Equivalent resistance in parallel combination:
$\dfrac{1}{R} = \dfrac{1}{R_1} \dfrac{1}{R_2}$ .
Heat produced across a resistance R given as:
$H = I^2 R t$
when current flows in through R.

Complete answer:
To determine the heat produced we will require the currents in given two different situations.

1. For the case when the two identical batteries with emf E, we will get a total emf of 2E in the circuit when the two are connected serially.
The equivalent resistance in the entire circuit becomes
$R_{eq} = 2r + R$.
So the current flowing in the circuit will be:
$I_1 = \dfrac{2E}{2r +R}$.

2. When the two batteries are connected in parallel, the total emf in the circuit will be E only, while the internal resistances will give an equivalent
$r_{eq} = \dfrac{r \times r}{r + r} = \dfrac{r}{2}$.

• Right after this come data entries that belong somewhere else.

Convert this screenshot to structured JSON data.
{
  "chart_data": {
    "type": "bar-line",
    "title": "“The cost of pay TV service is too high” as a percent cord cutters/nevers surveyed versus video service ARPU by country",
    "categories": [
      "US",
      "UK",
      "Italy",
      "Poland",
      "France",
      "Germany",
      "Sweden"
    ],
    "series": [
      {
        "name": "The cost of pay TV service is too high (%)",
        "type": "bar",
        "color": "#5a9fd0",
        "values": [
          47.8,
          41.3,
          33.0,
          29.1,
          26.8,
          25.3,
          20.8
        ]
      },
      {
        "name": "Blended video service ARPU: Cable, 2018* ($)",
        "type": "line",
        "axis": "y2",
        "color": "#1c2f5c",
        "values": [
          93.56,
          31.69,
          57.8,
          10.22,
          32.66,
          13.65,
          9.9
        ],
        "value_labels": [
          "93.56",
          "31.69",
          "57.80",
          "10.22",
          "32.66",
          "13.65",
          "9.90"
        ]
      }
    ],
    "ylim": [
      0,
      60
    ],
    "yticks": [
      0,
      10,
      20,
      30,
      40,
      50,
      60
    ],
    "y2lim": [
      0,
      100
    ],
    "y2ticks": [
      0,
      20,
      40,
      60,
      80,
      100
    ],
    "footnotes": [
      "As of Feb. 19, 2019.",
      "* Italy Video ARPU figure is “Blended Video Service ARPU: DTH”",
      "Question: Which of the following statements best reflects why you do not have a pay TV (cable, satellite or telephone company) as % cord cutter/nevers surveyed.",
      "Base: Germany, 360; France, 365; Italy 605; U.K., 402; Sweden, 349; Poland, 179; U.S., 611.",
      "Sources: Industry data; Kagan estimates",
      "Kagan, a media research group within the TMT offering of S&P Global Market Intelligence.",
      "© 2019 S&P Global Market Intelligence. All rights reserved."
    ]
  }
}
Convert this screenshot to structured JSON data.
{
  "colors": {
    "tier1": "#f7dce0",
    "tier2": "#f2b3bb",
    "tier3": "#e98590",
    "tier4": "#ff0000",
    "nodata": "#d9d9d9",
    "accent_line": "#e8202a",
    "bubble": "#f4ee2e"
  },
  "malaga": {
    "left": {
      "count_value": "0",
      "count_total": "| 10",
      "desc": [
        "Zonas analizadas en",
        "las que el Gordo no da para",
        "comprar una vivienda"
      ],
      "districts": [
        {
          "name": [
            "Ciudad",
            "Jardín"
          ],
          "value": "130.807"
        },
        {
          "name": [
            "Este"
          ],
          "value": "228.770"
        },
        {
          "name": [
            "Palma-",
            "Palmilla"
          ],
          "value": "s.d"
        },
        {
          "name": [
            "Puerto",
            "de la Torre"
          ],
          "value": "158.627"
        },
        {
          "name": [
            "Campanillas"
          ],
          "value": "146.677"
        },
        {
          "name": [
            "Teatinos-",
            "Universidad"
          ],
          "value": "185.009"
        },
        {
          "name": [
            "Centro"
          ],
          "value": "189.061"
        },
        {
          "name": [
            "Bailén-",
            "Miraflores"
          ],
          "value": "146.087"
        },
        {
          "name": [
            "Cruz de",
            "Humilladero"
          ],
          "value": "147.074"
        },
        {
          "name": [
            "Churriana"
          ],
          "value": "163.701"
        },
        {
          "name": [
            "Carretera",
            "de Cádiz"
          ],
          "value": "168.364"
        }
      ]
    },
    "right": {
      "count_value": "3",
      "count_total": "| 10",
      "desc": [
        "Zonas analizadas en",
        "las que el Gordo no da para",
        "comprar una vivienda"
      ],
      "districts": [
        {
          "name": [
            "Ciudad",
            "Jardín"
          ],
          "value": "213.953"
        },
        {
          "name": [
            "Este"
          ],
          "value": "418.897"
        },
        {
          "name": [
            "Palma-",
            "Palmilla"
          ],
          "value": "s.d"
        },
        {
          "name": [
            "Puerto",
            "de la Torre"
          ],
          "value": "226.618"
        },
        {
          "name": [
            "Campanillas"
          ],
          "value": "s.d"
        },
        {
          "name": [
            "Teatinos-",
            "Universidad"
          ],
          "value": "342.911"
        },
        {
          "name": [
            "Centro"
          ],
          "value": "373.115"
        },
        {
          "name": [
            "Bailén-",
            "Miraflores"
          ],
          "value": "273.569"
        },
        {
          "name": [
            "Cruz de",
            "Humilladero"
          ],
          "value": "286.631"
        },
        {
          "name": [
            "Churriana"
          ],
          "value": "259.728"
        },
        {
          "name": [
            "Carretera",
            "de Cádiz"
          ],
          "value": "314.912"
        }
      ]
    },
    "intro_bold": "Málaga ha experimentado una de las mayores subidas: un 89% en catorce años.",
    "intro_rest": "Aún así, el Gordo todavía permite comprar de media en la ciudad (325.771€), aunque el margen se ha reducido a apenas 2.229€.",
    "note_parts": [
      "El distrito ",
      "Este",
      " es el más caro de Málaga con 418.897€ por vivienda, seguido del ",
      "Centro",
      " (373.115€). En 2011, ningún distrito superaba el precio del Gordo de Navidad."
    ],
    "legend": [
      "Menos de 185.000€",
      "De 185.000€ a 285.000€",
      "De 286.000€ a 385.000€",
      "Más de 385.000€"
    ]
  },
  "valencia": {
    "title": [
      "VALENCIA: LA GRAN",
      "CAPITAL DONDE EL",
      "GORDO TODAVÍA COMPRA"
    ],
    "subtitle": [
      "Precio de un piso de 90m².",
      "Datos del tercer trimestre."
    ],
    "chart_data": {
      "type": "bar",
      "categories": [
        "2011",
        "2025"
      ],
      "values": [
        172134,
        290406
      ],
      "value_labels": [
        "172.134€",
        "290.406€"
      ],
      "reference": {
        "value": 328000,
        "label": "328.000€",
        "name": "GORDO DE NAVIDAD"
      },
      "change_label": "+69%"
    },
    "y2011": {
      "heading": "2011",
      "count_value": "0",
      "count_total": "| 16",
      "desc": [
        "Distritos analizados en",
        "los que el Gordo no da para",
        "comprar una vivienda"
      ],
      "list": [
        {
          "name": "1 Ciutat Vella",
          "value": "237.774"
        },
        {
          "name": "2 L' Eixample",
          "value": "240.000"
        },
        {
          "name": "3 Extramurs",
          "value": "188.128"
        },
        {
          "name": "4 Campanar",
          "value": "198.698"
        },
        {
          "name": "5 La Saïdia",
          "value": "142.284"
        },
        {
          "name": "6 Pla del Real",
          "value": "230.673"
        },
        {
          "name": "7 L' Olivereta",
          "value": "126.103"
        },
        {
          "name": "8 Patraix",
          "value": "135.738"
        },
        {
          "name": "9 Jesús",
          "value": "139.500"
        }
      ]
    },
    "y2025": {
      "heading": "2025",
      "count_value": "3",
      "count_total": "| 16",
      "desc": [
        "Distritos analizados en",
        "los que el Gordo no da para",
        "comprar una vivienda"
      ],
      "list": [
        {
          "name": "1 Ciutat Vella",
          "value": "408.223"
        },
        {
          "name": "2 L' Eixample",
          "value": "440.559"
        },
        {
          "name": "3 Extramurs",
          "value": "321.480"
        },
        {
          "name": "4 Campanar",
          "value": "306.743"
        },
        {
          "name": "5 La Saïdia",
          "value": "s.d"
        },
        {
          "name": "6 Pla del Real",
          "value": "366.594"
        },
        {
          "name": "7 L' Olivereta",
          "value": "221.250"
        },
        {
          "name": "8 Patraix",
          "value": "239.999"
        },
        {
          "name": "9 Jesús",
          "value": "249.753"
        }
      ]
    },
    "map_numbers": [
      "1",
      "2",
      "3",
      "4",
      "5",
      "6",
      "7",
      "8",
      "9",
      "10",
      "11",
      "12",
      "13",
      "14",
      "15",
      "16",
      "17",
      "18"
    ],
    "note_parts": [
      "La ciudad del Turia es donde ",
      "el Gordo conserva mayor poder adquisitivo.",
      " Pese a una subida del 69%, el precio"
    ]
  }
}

The current flowing in the circuit can be written as:
$I_2 = \dfrac{E}{\dfrac{r}{2} +R}$.

Now, the ratio of heat produced in the two cases can be written as:
$\dfrac{J_1}{J_2} = \dfrac{I_1^2 Rt}{I_2^2 Rt} = \dfrac{I_1^2}{I_2^2} = 2.25$
(as $J_1 = 2.25 J_2$ is given).
We can take square root and write:
$\dfrac{I_1}{I_2} = 1.5$.
On keeping the values we get;
$\dfrac{2E/(2r +R)}{E/( \dfrac{r}{2} +R )} = 1.5$
$\implies \dfrac{r + 2R}{2r +R} = \dfrac{3}{2}$
where we replaced 1.5 by 3/2.
This will give us:
$2r + 4R = 6r + 3R$
$\implies R = 4r$.
As, the internal resistance has a value of 1 $\Omega$, therefore the value of resistance R is 4 $\Omega$.

Note:
When the two batteries were connected parallely we made an attempt to to replace the combination by equivalent internal resistance and equivalent emf. When the emfs were connected in series, we simply combined all the resistances where the voltage drop was occurring.